As for LNG, imports through May were up almost 9% than a year ago, in part as demand recovered after the worst of the pandemic appeared to be behind China. “Moves against Australian LNG look an unlikely prospect given the scale and contracts in place,” said Thompson.
LNG contracts are traditionally locked in for 10 to 20 years.
China may seek new sources
Even though China may not have much wiggle room where it can source important commodities right now, the country will likely ramp up investments to ensure it secures future supplies.
China will do that by diversifying its sources and accelerating its mining investment under the mega Belt and Road infrastructure project in the next five years, Fitch Solutions said in a June report. It comes against the backdrop of more and more governments, such as the U.S. and Australia, as well as the European Union, step on the screening of Chinese investments in recent years.
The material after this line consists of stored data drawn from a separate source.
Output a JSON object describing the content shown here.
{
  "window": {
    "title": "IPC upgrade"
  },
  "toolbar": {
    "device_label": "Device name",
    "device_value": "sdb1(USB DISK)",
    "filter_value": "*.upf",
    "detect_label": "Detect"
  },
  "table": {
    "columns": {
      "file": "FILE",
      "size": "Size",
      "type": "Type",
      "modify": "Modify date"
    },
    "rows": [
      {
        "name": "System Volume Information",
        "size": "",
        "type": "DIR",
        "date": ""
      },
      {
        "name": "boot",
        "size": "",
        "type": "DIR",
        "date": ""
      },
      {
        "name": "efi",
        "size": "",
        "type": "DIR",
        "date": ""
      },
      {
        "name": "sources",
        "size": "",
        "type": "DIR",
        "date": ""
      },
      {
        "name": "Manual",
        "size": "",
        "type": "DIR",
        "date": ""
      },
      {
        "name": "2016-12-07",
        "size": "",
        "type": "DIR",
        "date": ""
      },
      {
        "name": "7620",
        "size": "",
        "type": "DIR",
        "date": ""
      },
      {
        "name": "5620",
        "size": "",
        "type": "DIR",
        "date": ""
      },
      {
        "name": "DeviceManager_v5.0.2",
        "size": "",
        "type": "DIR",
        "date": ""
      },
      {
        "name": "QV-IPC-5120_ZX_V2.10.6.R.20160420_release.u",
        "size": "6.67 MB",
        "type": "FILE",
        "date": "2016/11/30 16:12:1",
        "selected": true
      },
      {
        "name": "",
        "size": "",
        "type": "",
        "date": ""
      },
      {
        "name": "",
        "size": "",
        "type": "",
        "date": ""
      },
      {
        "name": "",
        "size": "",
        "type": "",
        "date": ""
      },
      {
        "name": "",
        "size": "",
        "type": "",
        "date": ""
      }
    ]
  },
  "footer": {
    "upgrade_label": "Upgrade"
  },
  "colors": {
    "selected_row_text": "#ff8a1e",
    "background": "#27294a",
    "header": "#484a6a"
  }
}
“In particular, we expect the investment appeal of Sub-Saharan Africa (SSA) to Chinese firms will increase as diplomatic relations between China and developed markets deteriorate,” Fitch analysts said.
“Diversifying away from Australia will be particularly appealing given that the country accounted for around 40.0% of China’s total mining imports in 2019,” they added.
Possible sub-Saharan African markets China could intensify investments include Guinea for iron ore and South Africa for coal.